Monday, July 11, 2016


"Freedom is not something that anybody can be given; freedom is something people take and people are as free as they want to be." -- James Baldwin (No name in the street, 1972)
Pres. Barack Obama
"When people say black lives matter, it does not mean blue lives don't matter. All lives matter," Obama said in Warsaw. "But the big concern is that the data shows that black folks are more vulnerable to these kinds of incidents. This isn’t a matter of us comparing the value of lives, this is recognizing that there is a particular burden is being placed on a group of our fellow citizens and we should care about that. We can’t dismiss it.” -- Washington Post
Michelle Alexander, author of "The New Jim Crow"
This nation was founded on the idea that some lives don’t matter. Freedom and justice for some, not all. That’s the foundation. Yes, progress has been made in some respects, but it hasn’t come easy. There’s an unfinished revolution waiting to be won. -- Something more is required of us now.
Lester Spence, professor of political science at John Hopkins University
"Over the past few decades cities have turned to policing to fulfill two functions: to surveil and discipline black populations hardest hit by economic shifts and to collect revenue in the form of fines… The black men most likely to be left out of the formal economy — who have to engage in various illegal hustles to make ends meet — are far more likely to suffer from police violence than other black men.” -- Salon
Troy LaRaviere reporting from the Dem Platform Committee
The Clinton people just voted down an amendment to ban fracking.

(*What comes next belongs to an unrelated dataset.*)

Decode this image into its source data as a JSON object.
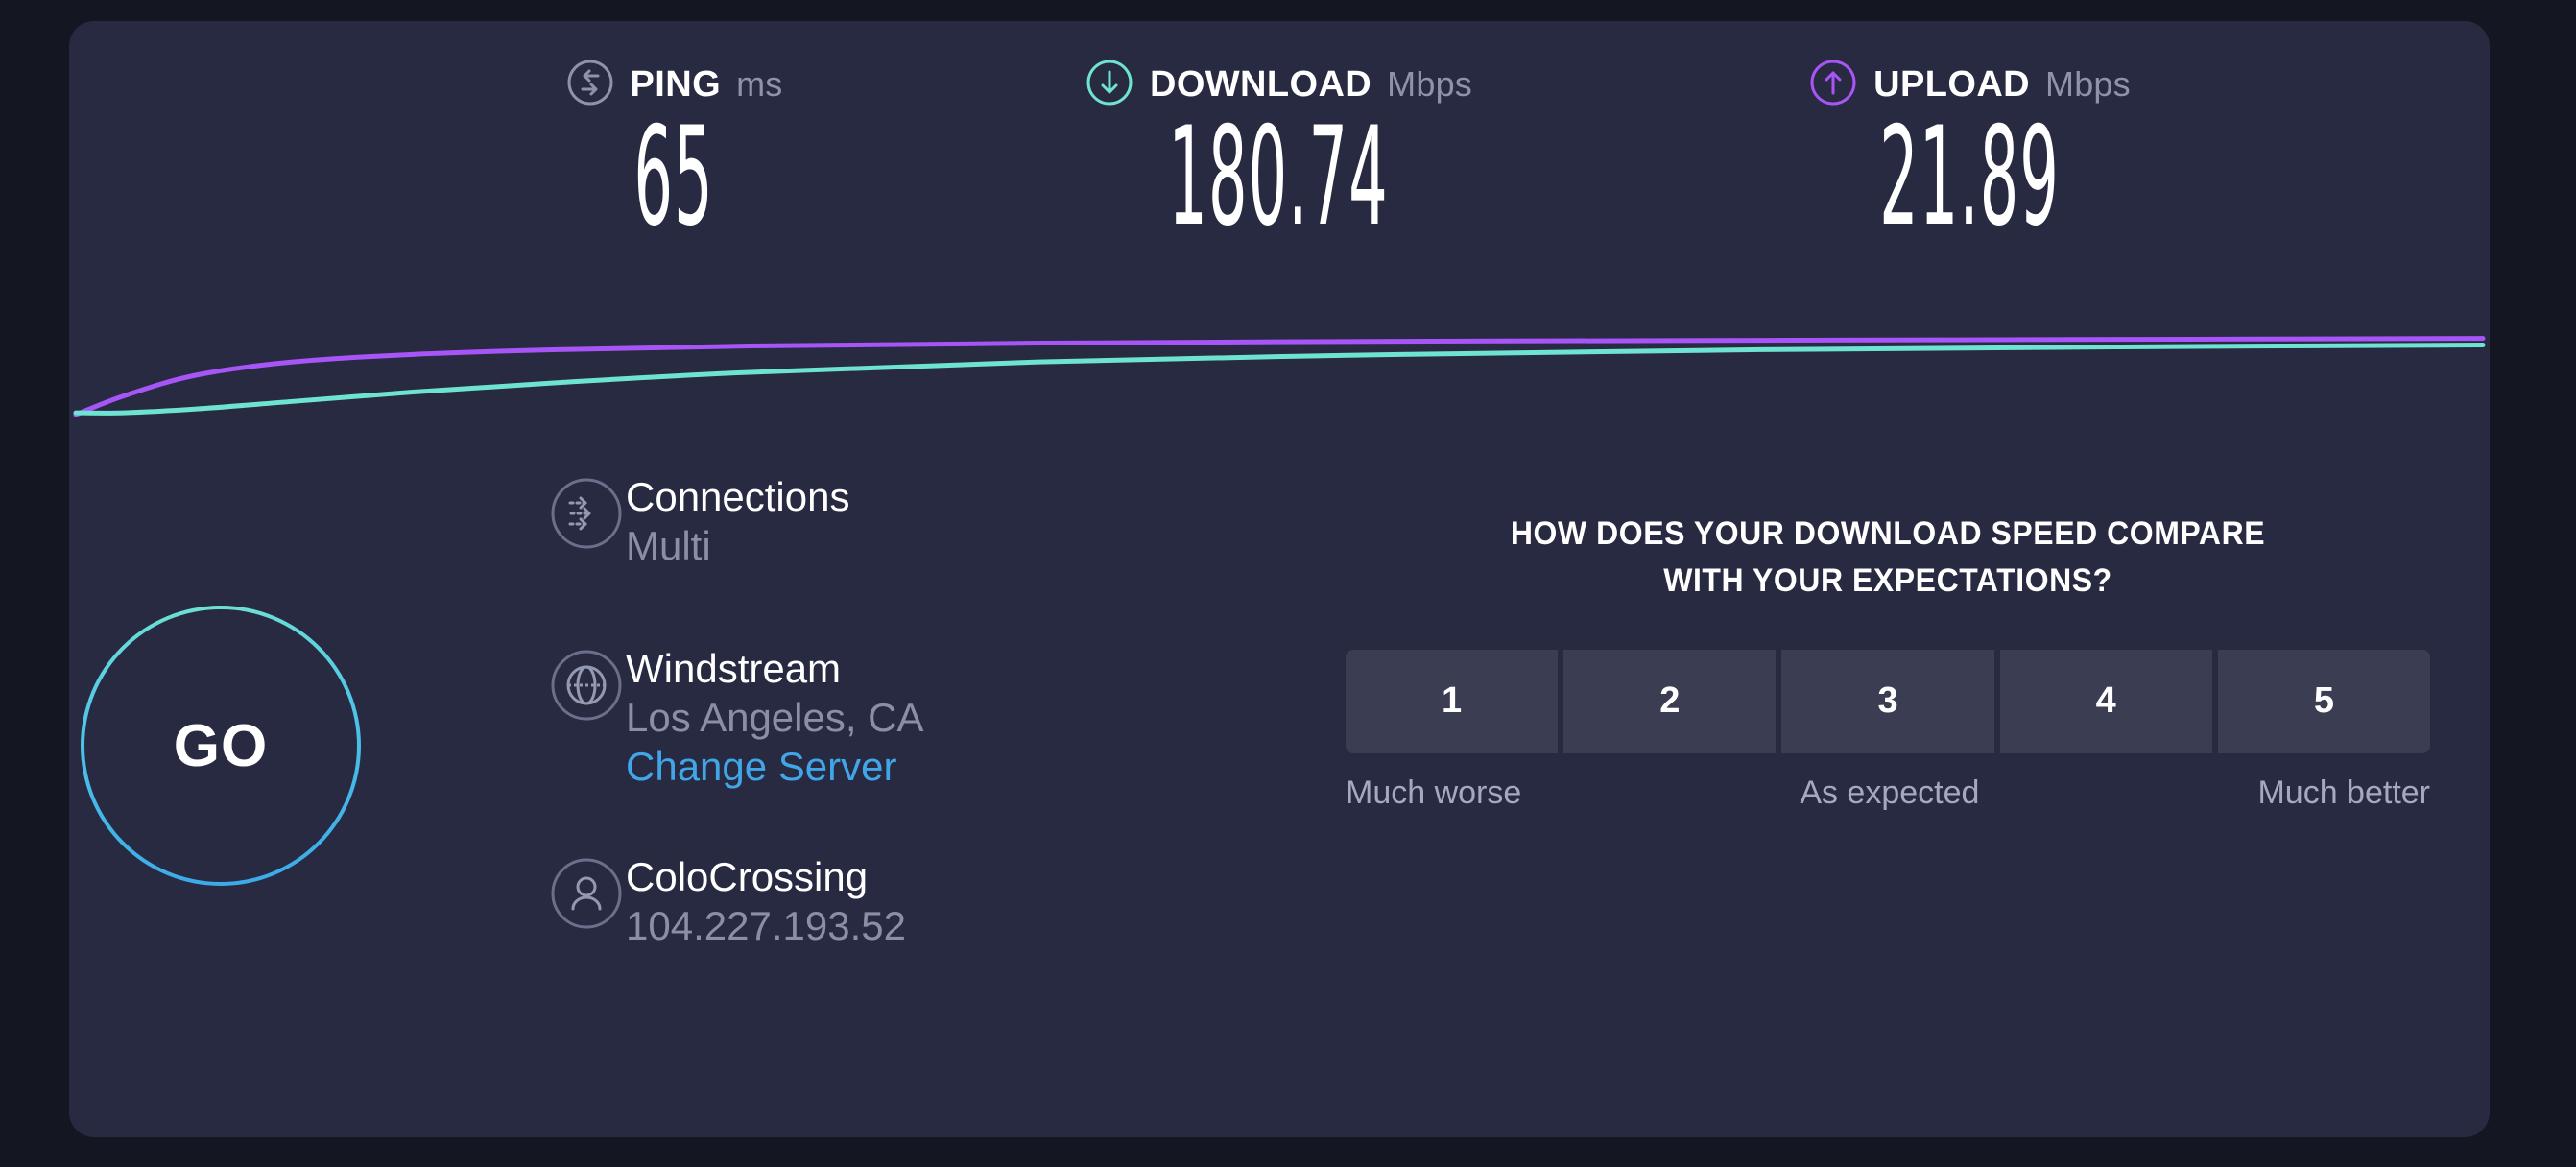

The reaction of the amendment supporters is strong--perhaps the strongest negative reaction of the day, along with the earlier reaction against the Clinton vote not to acknowledge the occupation of Palestine. -- Facebook post
Serena Williams
Reporter: "You are one of the greatest women athletes of all time."Serena: "I am one of the greatest athletes of all time." -- Bustle


  1. "...and people are as free as they want to be."

    Really? It surprises me that someone like Baldwin would say that. I mean, I get his point about freedom being something that has to be taken, not given. But is he really saying that slaves and blacks who were lynched and otherwise victimized by Jim Crow laws and groups like the KKK simply didn't want to be free? Frankly that sounds like something you'd hear in a touchy-feely, feel good motivational speech.

  2. Dienne,

    It should be obvious that is not what Baldwin means. He's not talking here about freedom from an outside force (ie. the KKK or Jim Crow). But rather, freedom from fear, self-doubt and mental slavery.

    Like some many of our radical intellectuals and philosophers, Baldwin was examining the concept of "freedom" on many levels, not just on the physical level.

    For example, John Dewey in "Experience and Education". writes about freedom of the intellect and freedom of the slavery of impulse. Any teacher should easily understand this as so many of our young students are slaves to their own impulses.

    "It may be a loss rather than a gain to escape from the control of another person only to find one's conduct dictated by immediate whim and caprice; that is, at the mercy of impulses into whose formation intelligent judgment has not entered."

    Or how about Bob Marley quoting Marcus Garvey: Emancipate yourselves from mental slavery, none but ourselves can free our minds!

    Or Hannah Arendt to whom freedom Arendt meant the capacity to begin, to start something new, to do the unexpected, with which all human beings are endowed by virtue of being born.

    And so it goes. When your reading Baldwin, which I hope you are, it's good to respond critically (habits of the mind) but we should be able and willing to explore concepts like freedom and justice on multi-levels.

    If you're interested, here's more on Baldwin's conception of "freedom".

  3. Adrienne Rich observed in her writings on capitalism, and freedom, “in the vocabulary kidnapped from liberatory politics, no word has been so pimped as freedom.”

  4. Yes, Baldwin was talking about the habitual ways in which we imprison ourselves and relinquish our own freedom.

  5. Great piece by Michelle Alexander. Thanks for posting.